Wednesday, 14 May 2014

The Great Glen Way: To Fort William


On Tuesday 6th May Sybil and I set off for Fort William in Scotland, to begin our walk across the Great Glen to Inverness. I've wanted to do a long distance walk for a couple of years now and decided to take the plunge with a fairly easy one in terms of navigation and distance.

The Great Glen Way begins (or ends, if you do it north to south) in Fort William and passes through the villages of Gairlochy, Laggan, Fort Augustus, Invermoriston and Drumnadrochit, with Inverness being the last stop before home.

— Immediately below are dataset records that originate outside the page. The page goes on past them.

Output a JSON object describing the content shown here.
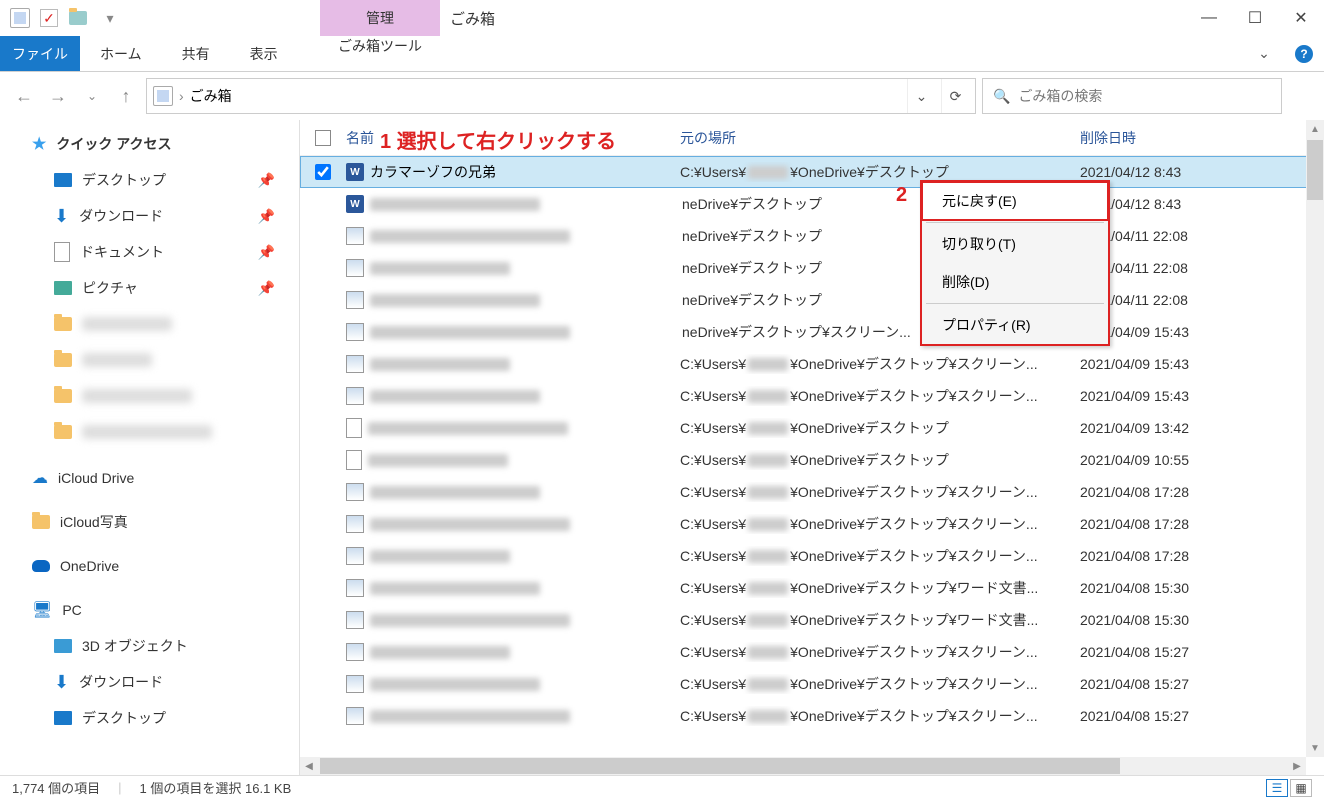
{
  "window": {
    "manage_label": "管理",
    "title": "ごみ箱"
  },
  "ribbon": {
    "file": "ファイル",
    "home": "ホーム",
    "share": "共有",
    "view": "表示",
    "tools": "ごみ箱ツール"
  },
  "address": {
    "path": "ごみ箱",
    "placeholder": "ごみ箱の検索"
  },
  "columns": {
    "name": "名前",
    "location": "元の場所",
    "deleted": "削除日時"
  },
  "annotations": {
    "a1": "1 選択して右クリックする",
    "a2": "2"
  },
  "context_menu": {
    "restore": "元に戻す(E)",
    "cut": "切り取り(T)",
    "delete": "削除(D)",
    "properties": "プロパティ(R)"
  },
  "sidebar": {
    "quick_access": "クイック アクセス",
    "desktop": "デスクトップ",
    "downloads": "ダウンロード",
    "documents": "ドキュメント",
    "pictures": "ピクチャ",
    "icloud_drive": "iCloud Drive",
    "icloud_photos": "iCloud写真",
    "onedrive": "OneDrive",
    "pc": "PC",
    "objects3d": "3D オブジェクト"
  },
  "files": [
    {
      "type": "word",
      "name": "カラマーゾフの兄弟",
      "loc_pre": "C:¥Users¥",
      "loc_post": "¥OneDrive¥デスクトップ",
      "date": "2021/04/12 8:43",
      "selected": true,
      "blur_name": false,
      "blur_loc_mid": true
    },
    {
      "type": "word",
      "loc_post": "neDrive¥デスクトップ",
      "date": "2021/04/12 8:43"
    },
    {
      "type": "img",
      "loc_post": "neDrive¥デスクトップ",
      "date": "2021/04/11 22:08"
    },
    {
      "type": "img",
      "loc_post": "neDrive¥デスクトップ",
      "date": "2021/04/11 22:08"
    },
    {
      "type": "img",
      "loc_post": "neDrive¥デスクトップ",
      "date": "2021/04/11 22:08"
    },
    {
      "type": "img",
      "loc_pre": "",
      "loc_post": "neDrive¥デスクトップ¥スクリーン...",
      "date": "2021/04/09 15:43"
    },
    {
      "type": "img",
      "loc_pre": "C:¥Users¥",
      "loc_post": "¥OneDrive¥デスクトップ¥スクリーン...",
      "date": "2021/04/09 15:43",
      "blur_loc_mid": true
    },
    {
      "type": "img",
      "loc_pre": "C:¥Users¥",
      "loc_post": "¥OneDrive¥デスクトップ¥スクリーン...",
      "date": "2021/04/09 15:43",
      "blur_loc_mid": true
    },
    {
      "type": "doc",
      "loc_pre": "C:¥Users¥",
      "loc_post": "¥OneDrive¥デスクトップ",
      "date": "2021/04/09 13:42",
      "blur_loc_mid": true
    },
    {
      "type": "doc",
      "loc_pre": "C:¥Users¥",
      "loc_post": "¥OneDrive¥デスクトップ",
      "date": "2021/04/09 10:55",
      "blur_loc_mid": true
    },
    {
      "type": "img",
      "loc_pre": "C:¥Users¥",
      "loc_post": "¥OneDrive¥デスクトップ¥スクリーン...",
      "date": "2021/04/08 17:28",
      "blur_loc_mid": true
    },
    {
      "type": "img",
      "loc_pre": "C:¥Users¥",
      "loc_post": "¥OneDrive¥デスクトップ¥スクリーン...",
      "date": "2021/04/08 17:28",
      "blur_loc_mid": true
    },
    {
      "type": "img",
      "loc_pre": "C:¥Users¥",
      "loc_post": "¥OneDrive¥デスクトップ¥スクリーン...",
      "date": "2021/04/08 17:28",
      "blur_loc_mid": true
    },
    {
      "type": "img",
      "loc_pre": "C:¥Users¥",
      "loc_post": "¥OneDrive¥デスクトップ¥ワード文書...",
      "date": "2021/04/08 15:30",
      "blur_loc_mid": true
    },
    {
      "type": "img",
      "loc_pre": "C:¥Users¥",
      "loc_post": "¥OneDrive¥デスクトップ¥ワード文書...",
      "date": "2021/04/08 15:30",
      "blur_loc_mid": true
    },
    {
      "type": "img",
      "loc_pre": "C:¥Users¥",
      "loc_post": "¥OneDrive¥デスクトップ¥スクリーン...",
      "date": "2021/04/08 15:27",
      "blur_loc_mid": true
    },
    {
      "type": "img",
      "loc_pre": "C:¥Users¥",
      "loc_post": "¥OneDrive¥デスクトップ¥スクリーン...",
      "date": "2021/04/08 15:27",
      "blur_loc_mid": true
    },
    {
      "type": "img",
      "loc_pre": "C:¥Users¥",
      "loc_post": "¥OneDrive¥デスクトップ¥スクリーン...",
      "date": "2021/04/08 15:27",
      "blur_loc_mid": true
    }
  ],
  "status": {
    "count": "1,774 個の項目",
    "selected": "1 個の項目を選択 16.1 KB"
  }
}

We boarded the first bus of the day to Doncaster, where our train was waiting to take us onwards to Edinburgh. The East Coast trains are huge and have plenty of seats, but rather than sitting in our reserved seat (there wasn't an option to book the tickets online without reserving a seat) I opted to sit near the door at the start of our carriage so Sybil had a bit more room to lay down. Having being cooped up on a bus for forty minutes and not yet having had a run, Sybil was a bit fidgety and kept standing up and generally getting in the way of people coming in through the train door. I had to keep shepherding her back under the bench I was perched on and apologising to the people getting on the train. A few smiled, but mostly my apologies were received with blank looks and silence. Perhaps there is an unwritten rule of not speaking before six o'clock in the morning.

Chaffinch
We settled down in our corner for the journey and the train was hurtling through the countryside towards York when the ticket inspector, or train guard as they like to be called, kindly told us we could move to the wheelchair bay where there would be a seat for me and room for Sybil to lay down. Unfortunately the space was right at the other end of coach F, which meant making our way down the narrow aisle with Sybil leading the way and my huge rucksack, complete with mat and tent strapped to the back, bouncing off the seats and the heads of any unlucky commuters who happened to be sitting in those aisle seats.

Slightly flustered and now fresh out of apologies, we got to the seats where Rob the train guard was waiting and settled down once more. Feeling slightly hungry I decided it was time for breakfast. I have to admit I felt slightly undignified sitting there sipping from an Asda smartprice orange juice carton, while other passengers filed onto the train at each station clutching their posh Costa coffee cups. Nonetheless we got to Edinburgh unscathed (which is more than I can say for some of the other passengers) and continued on to Glasgow to catch our booked train onwards to Fort William. Phew. What a journey. But the scenery from the Fort William train alone made it almost worthwhile as it passed through the west highlands and alongside Loch Long and Loch Lomond.

At the foot of Ben Nevis
Upon finally reaching Fort William after a long eleven hours of travelling, we headed down the road to the Glen Nevis campsite where we were booked in for the night. I pitched the tent in Benview Field, which had a good view of, yes you guessed it, Ben Nevis. Sadly there was no time in the week for us to attempt to climb the mountain, so we consoled ourselves with an evening walk along the river where we saw several interesting species of bird including a sandpiper and heard my first cuckoo of the year. Sybil was happy to be finally off-lead.

Common sandpiper
We turned in early, planning to get a good night's sleep each before beginning our medium-sized Scottish adventure in the morning. Finally, the travelling was over and the walk could begin. Great Glen, we are ready for you!